Interview with Australia’s former Chief Medical Officer, Professor Brendan Murphy
Rarely is a doctor in a position where their advice and leadership impacts the lives of millions, yet Professor Brendan Murphy found himself in that position. As the Chief Medical Officer (CMO) for the Commonwealth Government, his advice affected the lives of all Australians during a period when science and facts were emerging and changing rapidly.
In an in-depth interview, Avant’s Chief Medical Officer, Dr Penny Browne, sat down with Professor Murphy in his last few weeks as CMO, to talk about his extraordinary journey of leading a team of medical experts responding to the pandemic and the remarkable collaboration.
“One of the really positive things about this pandemic is the collective consensus.”
The interview provides behind-the-scenes insights into his world of medicine and politics, during a once in a century crisis.
Finding the best course
Medicine is guided by scientific evidence. As Professor Murphy remarks on the COVID-19 pandemic, “it does not have a rule book. Every country is finding its way”.
"At the start of this pandemic, we were relying on media reports. There wasn’t much scientific evidence at all,” he says.
“When our case numbers were rapidly increasing, I was being bombarded every day by experts and would-be experts. Some were saying shut down quicker, and some were saying don’t shut down. It was tricky.”

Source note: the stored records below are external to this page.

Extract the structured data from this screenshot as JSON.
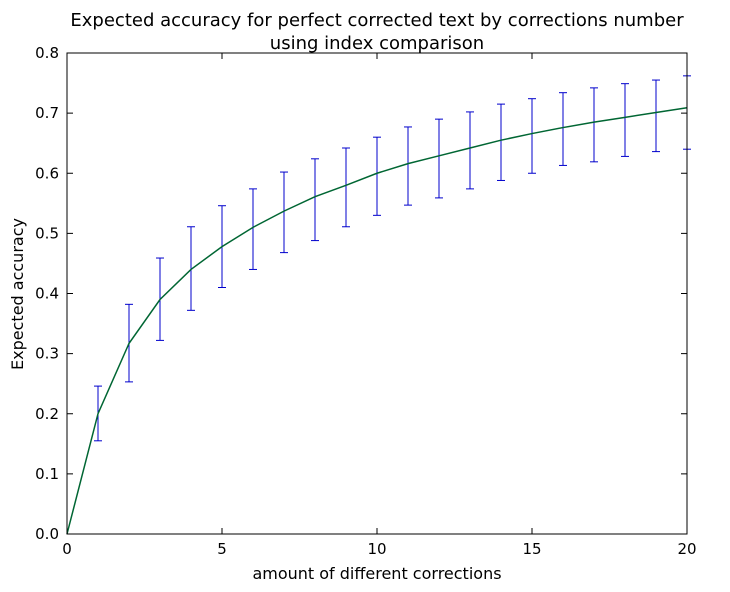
{
  "chart_data": {
    "type": "line",
    "title": [
      "Expected accuracy for perfect corrected text by corrections number",
      "using index comparison"
    ],
    "xlabel": "amount of different corrections",
    "ylabel": "Expected accuracy",
    "xlim": [
      0,
      20
    ],
    "ylim": [
      0.0,
      0.8
    ],
    "xticks": [
      "0",
      "5",
      "10",
      "15",
      "20"
    ],
    "yticks": [
      "0.0",
      "0.1",
      "0.2",
      "0.3",
      "0.4",
      "0.5",
      "0.6",
      "0.7",
      "0.8"
    ],
    "grid": false,
    "series": [
      {
        "color": "#006633",
        "x": [
          0,
          1,
          2,
          3,
          4,
          5,
          6,
          7,
          8,
          9,
          10,
          11,
          12,
          13,
          14,
          15,
          16,
          17,
          18,
          19,
          20
        ],
        "y": [
          0.0,
          0.2,
          0.317,
          0.39,
          0.44,
          0.478,
          0.51,
          0.537,
          0.561,
          0.58,
          0.6,
          0.616,
          0.629,
          0.642,
          0.655,
          0.666,
          0.676,
          0.685,
          0.693,
          0.701,
          0.709
        ]
      }
    ],
    "errorbars": {
      "color": "#0000cc",
      "x": [
        1,
        2,
        3,
        4,
        5,
        6,
        7,
        8,
        9,
        10,
        11,
        12,
        13,
        14,
        15,
        16,
        17,
        18,
        19,
        20
      ],
      "lower": [
        0.155,
        0.253,
        0.322,
        0.372,
        0.41,
        0.44,
        0.468,
        0.488,
        0.511,
        0.53,
        0.547,
        0.559,
        0.574,
        0.588,
        0.6,
        0.613,
        0.619,
        0.628,
        0.636,
        0.64
      ],
      "upper": [
        0.246,
        0.382,
        0.459,
        0.511,
        0.546,
        0.574,
        0.602,
        0.624,
        0.642,
        0.66,
        0.677,
        0.69,
        0.702,
        0.715,
        0.724,
        0.734,
        0.742,
        0.749,
        0.755,
        0.762
      ]
    }
  }
}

Leadership that gained consensus
Professor Murphy and the Australian Health Protection Principal Committee made tough decisions, based on a body of collective evidence. Decisions he credits to the strength of his team and their shared knowledge.

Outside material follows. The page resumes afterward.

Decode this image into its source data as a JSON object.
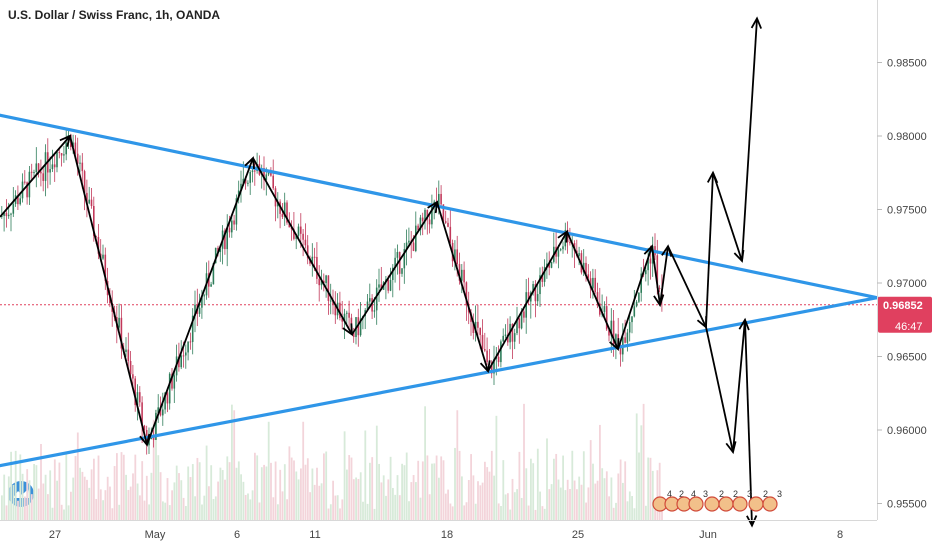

“The most important thing is to leave your ego at home and open your mind to the ideas around you. Recognise nobody is a full-blown expert,” he advises, stressing the importance of “getting a really good team around you and trusting them.” He believes his ability to bring people together, get a consensus view and draw out the wisdom from his team, comes from his leadership of a hospital clinical unit. He also noted it helped him to remain calm and not react to information before it’s been checked.
As Australia’s top medical leader, Professor Murphy had to take the lead to sell unattractive messages to both federal and state governments. Leadership that brought all sides of politics together to ensure the safety of all Australians.
He says, “that Saturday morning, I called Minister Hunt and the Prime Minister and said we need to close the borders to China. That was very hard – it was not international dogma.”
“Later border closures and quarantine were done against a lot of international opposition. I'm proud I played a lead role in taking those restriction measures.”
However, being on call for six months and managing the constant stress was hard he admits, “but it got better; I had a wonderful team of deputy CMOs.”
The way forward for medicine
It’s been an interesting time for medicine, Professor Murphy ruminates. Doctors have needed to adapt, and the way they practise has changed significantly because of COVID-19.
“One key practical change is the integration of telemedicine. It will remain in one form or another. Video consultations are here to stay, and electronic prescriptions are now in place”, he says.
Professor Murphy starts as Secretary of the Health Department from mid-July and, although he no longer practises, he is focused on reforming clinical medicine for a stronger health system.
“The sustainability of our health system is a real issue…Making sure that we continue to do the MBS Review, PBS reform and mental health” are priority areas.
Kick-starting the Primary Care Reform agenda is also something Professor Murphy and Minister Hunt are aiming to do. He says, “we need to properly support primary care and make sure it’s an attractive specialty for our medical graduates.”
Once a doctor, always a doctor
Professor Murphy attributes his empathy to his clinical days; a time he says he misses. “The most rewarding thing in medicine for me is patient contact. Seeing someone recover from a condition. The joy of a dialysis patient with a successful transplant and having their life restored. I miss that a lot.”
He also speaks of the time he spent with students. “I do miss teaching and training too. I love teaching medical students and physician trainees.”
A lesson he is keen to share is for medical practitioners to be honest with themselves about what they do and don’t know, and the importance of seeking advice.